America's community colleges have "seriously diluted" their academic programs to keep enrollments and budgets growing, and now find it harder to get government support because of widespread uncertainty over what they accomplish, according to a recent Brookings Institution study.

Only 10 percent of the colleges' 4.3 million students graduate from two-year programs, the study reports, and far fewer transfer successfully to universities.

"The two-year colleges really don't have a soul of their own," said David W. Breneman, a senior fellow at Brookings, who headed the three-year study financed by the Ford and Carnegie foundations.

"In their haste and fervor for putting courses into prisons and storefronts, for adult education and remedial education . . . they have lost sight of the academic focus. With some exceptions they're trying to do everything for everybody, and there's a growing concern at the state level that they've created a kind of monster that just keeps growing."

"I'm afraid the community colleges have more and more come down to the people rather than bring the people up to college level," said Susan C. Nelson, a senior economist for the President's Council of Economic Advisers, co-author of the study.

Roger Yarrington, vice president for research of the American Association of Community and Junior Colleges, disputed this evaluation. "A lot of these generalizations are pretty hard to talk about when you're dealing with millions of students at about 1,000 institutions," Yarrington said.

"The major mission of community colleges now is continuing adult education. More than half of the students are part-time. More than half are employed. . . . To judge them on the basis of degrees completed and transfers to four-year colleges has become an irrelevancy."

In their 222-page report, the largest independent study ever made of community colleges, Breneman and Nelson conclude that:

The average cost to taxpayers of educating a student at two-year colleges is no lower than the cost for freshman and sophomores at four-year schools. The small classes and technical courses taught by professors at community colleges, they said, balance out the large lectures and sections taught by graduate students at many universities.

As expected, the two-year colleges enroll a much larger proportion of low-income students than do four-year colleges. But, according to Census Bureau data for 1978, 43 percent of the students at community colleges who get support from their parents come from families earning over $20,000. This undercuts the rationale for low tuition, Breneman and Nelson say. Instead, they recommend that tuition in most courses be raised to about one-third of teaching costs with financial aid for students who can't afford it.

State aid to community colleges should be tied to the cost of particular programs, with more going to health than general studies, for example, rather than being set at a flat amount per head.

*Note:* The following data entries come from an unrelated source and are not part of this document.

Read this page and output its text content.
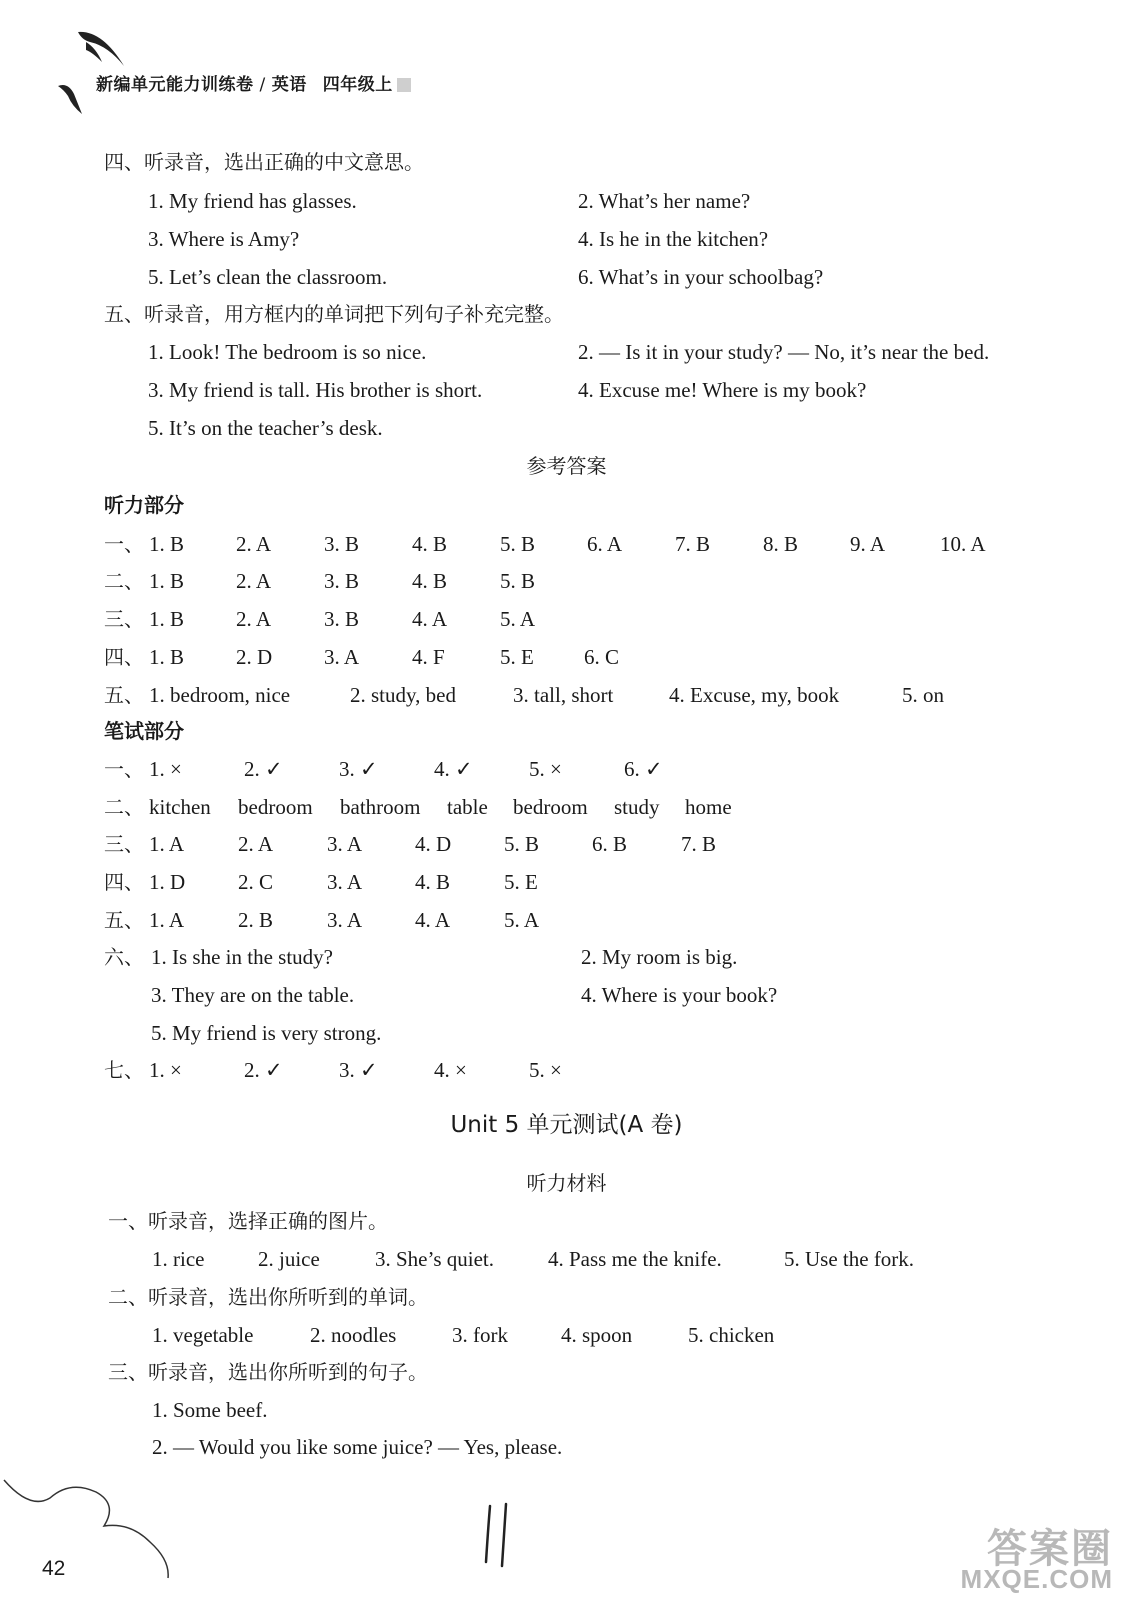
新编单元能力训练卷 / 英语 四年级上
四、听录音，选出正确的中文意思。
1. My friend has glasses.	2. What’s her name?
3. Where is Amy?	4. Is he in the kitchen?
5. Let’s clean the classroom.	6. What’s in your schoolbag?
五、听录音，用方框内的单词把下列句子补充完整。
1. Look! The bedroom is so nice.	2. — Is it in your study? — No, it’s near the bed.
3. My friend is tall. His brother is short.	4. Excuse me! Where is my book?
5. It’s on the teacher’s desk.
参考答案
听力部分
一、 1. B 2. A	3. B	4. B	5. B 6. A	7. B	8. B 9. A	10. A
二、 1. B 2. A	3. B	4. B	5. B
三、 1. B 2. A	3. B	4. A	5. A
四、 1. B 2. D 3. A	4. F	5. E 6. C
五、 1. bedroom, nice	2. study, bed	3. tall, short	4. Excuse, my, book	5. on
笔试部分
一、 1. ×	2. ✓	3. ✓	4. ✓	5. ×	6. ✓
二、 kitchen bedroom bathroom table bedroom study home
三、 1. A	2. A	3. A	4. D	5. B	6. B	7. B
四、 1. D	2. C	3. A	4. B	5. E
五、 1. A	2. B	3. A	4. A	5. A
六、 1. Is she in the study?	2. My room is big.
3. They are on the table.	4. Where is your book?
5. My friend is very strong.
七、 1. ×	2. ✓	3. ✓	4. ×	5. ×
Unit 5 单元测试(A 卷)
听力材料
一、听录音，选择正确的图片。
1. rice	2. juice	3. She’s quiet.	4. Pass me the knife.	5. Use the fork.
二、听录音，选出你所听到的单词。
1. vegetable	2. noodles	3. fork	4. spoon	5. chicken
三、听录音，选出你所听到的句子。
1. Some beef.
2. — Would you like some juice? — Yes, please.
42	答案圈
MXQE.COM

Non-credit courses, such as belly dancing, poodle grooming and Christmas caroling, as well as more intellectual subjects, have proliferated. In general, these do not merit state support, they say, and should be financed by tuition or local government funds in the same way as recreation programs.

Remedial programs, set at high school or even junior high level, have greatly expanded as more poorly prepared students enroll. These ought to be free because of their social and economic value, they said, as long as many students do not acquire basic skills in high school.

In 1960, there were 315 public two-year colleges enrolling 392,000 students or 11 percent of those in higher education. By 1979, the report said, the number had grown to 926 schools with more than 4 million students, making up 35 percent of college enrollment. The community colleges spent $6.3 billion in 1979, most of it from state, local and federal sources, according to the report.